Mango Communications provides products and services to build flexible, high-performance wireless systems on programmable logic platforms. Our core product is the 802.11 MAC/PHY Design, and our team is ready to work with customers on a wide range of custom wireless designs.

History

Mango Communications was founded in 2008 by Patrick Murphy. Mango has its roots in the Rice University Wireless Open-Access Research Platform (WARP) project, originally an NSF-funded research project that grew into a self-sustaining open-source wireless research platform. In 2007 the Rice team began distributing WARP hardware to wireless researchers at select institutions. Starting in the summer of 2008, Mango assumed responsibility for the manufacturing, sales, support, and design of WARP hardware. Since then WARP has been adopted by hundreds of wireless researchers around the world.
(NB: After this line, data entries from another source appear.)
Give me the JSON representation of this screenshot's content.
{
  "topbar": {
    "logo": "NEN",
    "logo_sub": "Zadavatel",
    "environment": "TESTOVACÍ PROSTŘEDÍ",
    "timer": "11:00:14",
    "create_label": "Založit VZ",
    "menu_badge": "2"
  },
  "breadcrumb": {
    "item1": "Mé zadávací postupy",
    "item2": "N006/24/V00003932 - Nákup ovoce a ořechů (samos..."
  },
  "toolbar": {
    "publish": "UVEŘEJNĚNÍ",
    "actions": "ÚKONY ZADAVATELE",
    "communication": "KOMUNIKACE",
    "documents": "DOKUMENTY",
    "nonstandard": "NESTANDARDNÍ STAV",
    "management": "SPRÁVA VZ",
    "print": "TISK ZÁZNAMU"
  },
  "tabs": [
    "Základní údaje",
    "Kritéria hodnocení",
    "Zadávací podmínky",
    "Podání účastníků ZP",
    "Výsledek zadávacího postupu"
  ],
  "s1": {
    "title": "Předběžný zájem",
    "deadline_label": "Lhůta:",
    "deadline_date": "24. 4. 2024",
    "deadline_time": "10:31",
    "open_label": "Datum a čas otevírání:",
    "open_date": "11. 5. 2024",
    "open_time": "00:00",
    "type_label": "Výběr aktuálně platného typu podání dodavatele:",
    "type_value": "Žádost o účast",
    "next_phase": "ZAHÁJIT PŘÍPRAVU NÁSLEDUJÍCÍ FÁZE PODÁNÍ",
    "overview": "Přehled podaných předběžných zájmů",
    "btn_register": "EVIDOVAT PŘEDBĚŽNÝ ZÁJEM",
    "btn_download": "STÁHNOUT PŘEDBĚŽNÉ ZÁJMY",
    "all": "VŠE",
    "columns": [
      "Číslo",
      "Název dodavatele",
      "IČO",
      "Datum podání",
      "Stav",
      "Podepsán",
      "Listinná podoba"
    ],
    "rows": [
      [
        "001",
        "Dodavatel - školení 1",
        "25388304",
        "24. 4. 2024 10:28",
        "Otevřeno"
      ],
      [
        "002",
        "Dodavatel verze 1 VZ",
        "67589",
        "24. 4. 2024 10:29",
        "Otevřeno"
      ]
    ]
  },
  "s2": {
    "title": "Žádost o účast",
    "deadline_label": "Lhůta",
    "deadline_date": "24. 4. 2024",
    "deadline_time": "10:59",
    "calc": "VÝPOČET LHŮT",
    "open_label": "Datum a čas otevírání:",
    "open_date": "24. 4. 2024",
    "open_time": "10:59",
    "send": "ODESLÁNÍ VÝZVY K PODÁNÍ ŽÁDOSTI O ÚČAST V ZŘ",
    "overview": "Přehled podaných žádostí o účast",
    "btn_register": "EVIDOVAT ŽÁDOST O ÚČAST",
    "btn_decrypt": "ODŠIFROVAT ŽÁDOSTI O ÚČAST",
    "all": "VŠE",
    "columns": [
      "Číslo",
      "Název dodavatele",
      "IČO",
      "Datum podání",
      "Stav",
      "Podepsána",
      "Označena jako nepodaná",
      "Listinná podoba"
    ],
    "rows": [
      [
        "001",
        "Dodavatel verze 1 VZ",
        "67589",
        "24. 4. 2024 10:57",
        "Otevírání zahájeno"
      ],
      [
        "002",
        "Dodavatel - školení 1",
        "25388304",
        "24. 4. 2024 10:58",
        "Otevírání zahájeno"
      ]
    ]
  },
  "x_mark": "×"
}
In recent years the Mango team has focused on building the 802.11 MAC/PHY Design on third-party hardware platforms and working with customers to extend and deploy the 802.11 design.

The Mango team was awarded US Patent 10841140 in 2020.


Team

Patrick Murphy

Patrick has worked on WARP from the beginning. As a graduate student, and later as project manager, in Rice’s Department of Electrical and Computer Engineering, Patrick helped conceive and build WARP. He designed the first generation of WARP hardware, implemented WARP’s MIMO OFDM physical layer transceivers, and helped manage all the engineering and support activities of the Rice WARP team. He finished his PhD in 2010 (with a thesis full of experiments on WARP). Since 2010 Patrick has worked at Magno full-time, designing the WARP v3 hardware platform and most recently completing the PHY and FPGA designs for the 802.11 MAC/PHY Design.

Chris Hunter

Chris Hunter joined Mango in 2012 after completing his PhD at Rice University. As both an undergraduate and graduate student he was involved with the development WARP, including the creation of the WARPMAC framework to facilitate custom MAC development on WARP. His dissertation uses WARP heavily to study real-world impairments of MAC protocols for user cooperation systems. Since joining Mango full-time in 2012 Chris has worked on a number of projects including the MAC design for the 802.11 MAC/PHY Design and the complete redesign of WARPLab 7.